When I was pregnant the first time, at the very end of 2000, the idea that I would miscarry never crossed my mind... until I did. After what felt like forever, when I finally got pregnant around Halloween in 2007, once I crossed into the magical second trimester, the thought that I wouldn't see those beautiful babies open their eyes or cry their first cry was never a thought. I didn't even mark the 24th week on my calendar, because it was a no-brainer that I would get there and beyond. I mean, sure, I'd probably deliver preemies, but it wouldn't be that big of a deal. Multiples were born prematurely every day, spent some time in the NICU, and were fine. It would be fine. But then... it wasn't.
By the time I was pregnant with Alexander, the 24th week was well marked on my calendar. Mid-January was my line in the sand. January 11, 2009... We would make it. We were watched. There were no indicators that my loss of Nicholas and Sophia was anything other than a fluke. Right? But wrong.

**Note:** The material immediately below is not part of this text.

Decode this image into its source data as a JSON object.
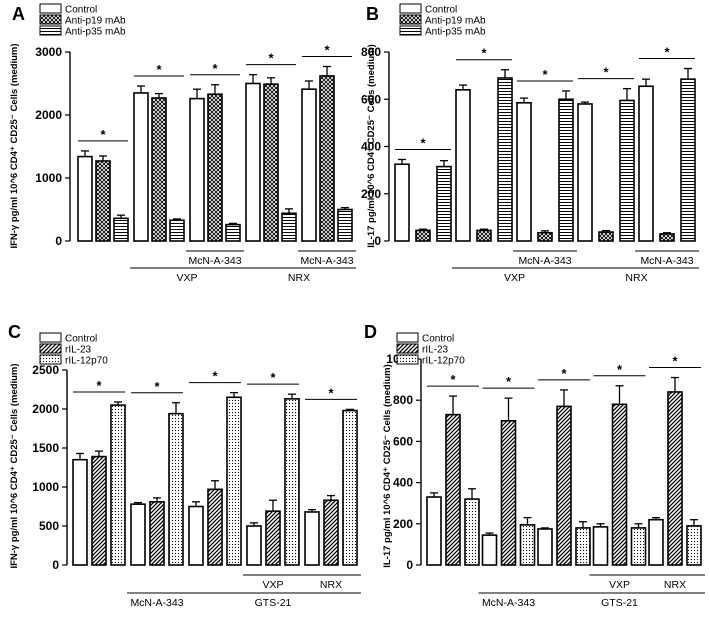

By the time I was pregnant with Bobby and Maya, in March of 2009, I chanted that 24th week like a mantra. It was a part of every single prayer. August 15th. We just had to make it to August 15th. Peter's birthday was few days prior and the only gift I could hope to give him was still being pregnant. And finally, after TVC on board and month upon month of bedrest, there we were. 24 weeks. With all it's fear and relief. And then, one more day, just one more day.... September 10th, they were born with tiny cries and bright eyes, and things almost felt right in the world.
I never thought I'd have to consider another 24th week. But then came Michael's and Lucas's (for Lucas, I didn't even write a 24 week post... I did one at 27w.) To say that life was different and busy is an understatement but, honestly, the 24th week, while something I knew, was something I forced myself to walk away from. I couldn't just want that anymore. I had to be okay with whatever happened. I needed to be. I knew that I'd be broken should something happen to one of the boys, but, I knew that, no matter how much I wanted to be, I couldn't be really broken. I had the twins. They needed me more than I needed myself.
And, as this pregnancy with Anna has gone forward from week to week, I have four little ones who need me to live for them, regardless of what could happen. And yet, here we are. 24 weeks. Viability day, If Anna were born today, a hospital couldn't turn us away for life-saving help.
Less than 4 weeks from now, we will be where Bobby and Maya were born. Less than 100 days from now, she will be here. At this point, we are looking at a 38-39 week delivery. So, early May. I've already started clearing my schedule of things; most everything is over in April for me, just because, as much as I 'think positively', I also can't shake fully my history.
But in many ways, I choose daily to let go of the fear. As Michael's pregnancy showed me and Lucas's reinforced, there is not much that I can do, outside of live.
And so live we do. Each day, every day, moving forward until the day that this very special little girl enters the next phase of her journey, here on the outside, with us.